In this section, the proposed ALU is tested against the faults especially cell omission fault. In order to achieve the better design, each cell in 2 and 3 layers is tested in order to maximize the degree of tolerance. At the logic level, test sequences that are similar to those are used in conventional CMOS to detect single stuck-at (SA) faults (SSF). Here, stuck-at faults for ALU is analyzed in Table 6 and the related defect coverage test vector {11100, 11101, 11010, 11001} is obtained by Table 6 and all stuck-at1and stuck-at0 faults are detected. Also, the faulty behavior of proposed ALU, under single missing cell defect in both layer2 and layer3 are tested and shown in Table 7. In this table, the expression (x, y) represents the location of a square cell situated x horizontally and y vertically. For instance, for the missing cell in position (50,5) (like (55, 5)), the F and Cout are dominated by A. The faulty behavior of the outputs is stuck-at A and can be detected by the following test vectors S1S0ABC = {11100/11100}. For missing cell (52, 3) and (57, 3), the fault is detectable by any of the test vectors. As mentioned before, cells (56, 4), (58, 4) and (56, 2) can be removed. After studying this defect in layers 2 and 3, it is discovered that the test vectors} 11100, 11101, 11010, 11001} provide 100% coverage of SSF.

Table 6 Stuck at faults for the proposed ALU a logic level
Table 7 Missing cell deposition in the proposed ALU and its test vectors

4.6 Comparisons

The performances of these designs for the area and the delay and fault tolerance optimization results are shown in Table 8. According to the experimental results, the proposed ALU unit offers more fault tolerance in comparison with the ALU units in Sen et al. (2012, 2014), Waje and Dakhole (2013), Ghosh et al. (2013), Goswami et al. (2017) and Teja et al. (2008). The proposed structure provides 100% coverage of SSF by proposed test vectors and it has lower area and delay ratio to others. Table 9 compares the proposed Full Adder (Roohi et al. 2015) with three Full Adder designs (Waje and Dakhole 2013; Cho and Swartzlander 2009; Navi et al. 2010). Also, Table 10 shows the comparison of the proposed XOR with (Waje and Dakhole 2013; Niemier 2008; Angizi et al. 2014).

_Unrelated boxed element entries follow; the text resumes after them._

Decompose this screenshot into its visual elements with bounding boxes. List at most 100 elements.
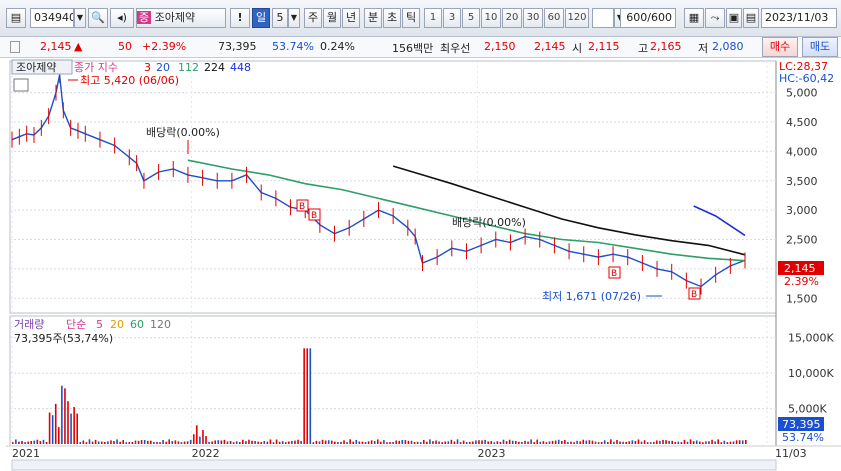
- up-arrow-icon: ▲: [74, 40, 83, 53]
- alert-button[interactable]: !: [230, 8, 250, 28]
- search-icon[interactable]: 🔍: [88, 8, 108, 28]
- volume-bar: [665, 440, 667, 444]
- vol-legend-ma5: 5: [96, 318, 103, 331]
- interval-custom-input[interactable]: [592, 8, 614, 28]
- price-tick-label: 3,500: [786, 175, 818, 188]
- interval-20[interactable]: 20: [502, 8, 522, 28]
- period-day-tab[interactable]: 일: [252, 8, 270, 28]
- volume-bar: [294, 440, 296, 444]
- low-price: 2,080: [712, 40, 744, 53]
- interval-60[interactable]: 60: [544, 8, 564, 28]
- volume-bar: [208, 441, 210, 444]
- chart-add-icon[interactable]: ▦: [684, 8, 704, 28]
- volume-bar: [413, 441, 416, 444]
- volume-bar: [131, 441, 134, 444]
- volume-bar: [591, 440, 594, 444]
- volume-bar: [165, 441, 167, 444]
- data-count-field[interactable]: 600/600: [620, 8, 676, 28]
- vol-legend-ma20: 20: [110, 318, 124, 331]
- volume-bar: [594, 441, 597, 444]
- vol-legend-ma120: 120: [150, 318, 171, 331]
- volume-bar: [478, 440, 480, 444]
- volume-bar: [514, 441, 517, 444]
- volume-bar: [97, 441, 100, 444]
- volume-bar: [58, 427, 60, 444]
- save-icon[interactable]: ▣: [726, 8, 742, 28]
- volume-bar: [487, 441, 489, 444]
- volume-bar: [625, 441, 627, 444]
- stock-name-field[interactable]: 증 조아제약: [136, 8, 226, 28]
- price-panel-tab-label: 조아제약: [16, 60, 56, 74]
- volume-bar: [576, 440, 578, 444]
- volume-bar: [671, 440, 673, 444]
- buy-button[interactable]: 매수: [762, 37, 798, 57]
- volume-bar: [741, 440, 744, 444]
- volume-bar: [502, 439, 505, 444]
- price-change-pct: +2.39%: [142, 40, 187, 53]
- interval-5[interactable]: 5: [462, 8, 480, 28]
- volume-bar: [564, 439, 566, 444]
- volume-bar: [337, 442, 339, 444]
- volume-bar: [717, 439, 719, 444]
- interval-120[interactable]: 120: [565, 8, 589, 28]
- grid-toggle-icon[interactable]: [13, 78, 29, 92]
- volume-bar: [726, 442, 729, 444]
- volume-bar: [723, 440, 726, 444]
- volume-bar: [389, 442, 391, 444]
- volume-bar: [386, 442, 388, 444]
- volume-bar: [619, 441, 621, 444]
- volume-bar: [281, 441, 284, 444]
- interval-10[interactable]: 10: [481, 8, 501, 28]
- stock-type-badge: 증: [137, 11, 152, 24]
- volume-bar: [104, 442, 106, 444]
- volume-bar: [481, 440, 483, 444]
- volume-bar: [318, 441, 321, 444]
- price-tick-label: 4,500: [786, 116, 818, 129]
- period-count-input[interactable]: 5: [272, 8, 288, 28]
- price-pct-tag: 2.39%: [784, 275, 819, 288]
- stock-chart[interactable]: 1,5002,0002,5003,0003,5004,0004,5005,000…: [0, 58, 841, 471]
- volume-bar: [125, 442, 128, 444]
- volume-tag-label: 73,395: [782, 418, 821, 431]
- volume-bar: [226, 441, 229, 444]
- layout-icon[interactable]: ▤: [6, 8, 26, 28]
- sell-button[interactable]: 매도: [802, 37, 838, 57]
- period-year-tab[interactable]: 년: [342, 8, 360, 28]
- volume-bar: [156, 441, 158, 444]
- period-dropdown-icon[interactable]: ▼: [288, 8, 300, 28]
- volume-bar: [570, 441, 572, 444]
- horizontal-scrollbar[interactable]: [11, 459, 777, 471]
- high-price: 2,165: [650, 40, 682, 53]
- period-week-tab[interactable]: 주: [304, 8, 322, 28]
- stock-code-input[interactable]: 034940: [30, 8, 74, 28]
- interval-3[interactable]: 3: [443, 8, 461, 28]
- volume-bar: [695, 440, 698, 444]
- code-dropdown-icon[interactable]: ▼: [74, 8, 86, 28]
- date-input[interactable]: 2023/11/03: [761, 8, 837, 28]
- volume-bar: [235, 441, 238, 444]
- volume-bar: [192, 434, 195, 444]
- volume-bar: [284, 442, 287, 444]
- period-minute-tab[interactable]: 분: [364, 8, 382, 28]
- interval-30[interactable]: 30: [523, 8, 543, 28]
- volume-bar: [48, 412, 51, 444]
- volume-bar: [600, 441, 603, 444]
- volume-bar: [76, 413, 79, 444]
- volume-bar: [392, 441, 394, 444]
- volume-bar: [567, 441, 569, 444]
- volume-bar: [327, 440, 330, 444]
- volume-bar: [91, 441, 94, 444]
- volume-bar: [450, 439, 453, 444]
- settings-icon[interactable]: ▤: [743, 8, 759, 28]
- volume-bar: [674, 442, 677, 444]
- line-tool-icon[interactable]: ⤳: [705, 8, 725, 28]
- period-second-tab[interactable]: 초: [383, 8, 401, 28]
- interval-1[interactable]: 1: [424, 8, 442, 28]
- period-tick-tab[interactable]: 틱: [402, 8, 420, 28]
- volume-bar: [542, 441, 545, 444]
- volume-bar: [438, 441, 440, 444]
- speaker-icon[interactable]: ◂): [110, 8, 134, 28]
- volume-bar: [646, 442, 649, 444]
- period-month-tab[interactable]: 월: [323, 8, 341, 28]
- volume-current: 73,395주(53,74%): [14, 332, 113, 345]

Table 8 Comparison of the experimental results for delay and area and fault tolerance optimization
Table 9 Comparison of the full adder designs
Table 10 Comparison of the XOR designs

5 Conclusion and future research

Fault tolerance is an important issue in the QCA technology. In this paper, a three-level fault-tolerant ALU based on QCA is designed to perform “AND”, “OR”, “XOR” and “ADD”. This structure tolerances a single stuck-at 0 and 1 and related faults are covered using test patterns {11100, 11101, 11010, 11001}. Furthermore, the presented ALU, under omission errors of cells in layers 2 and 3 is tolerated using the test patterns. The presented method has high fault tolerance in comparison with the similar methods according to the simulation results of QCAdesigner. It also has 0.78 µm2 of circuit area and the outputs are delivered after three clock cycles. Also, it has lower area consumption and delay. Finally, the comparison of fault tolerance, area, and delay with other methods for one-bit ALU based on QCA is done in this paper.

Designing the four-bit fault tolerance ALU utilizing QCA technology will be quicker than area productive circuit, which is the central component of future Nano processors. Additionally, 16-bit ALU in light of QCA with some abilities like IC 74181 can be gotten utilizing this productive nanotechnology.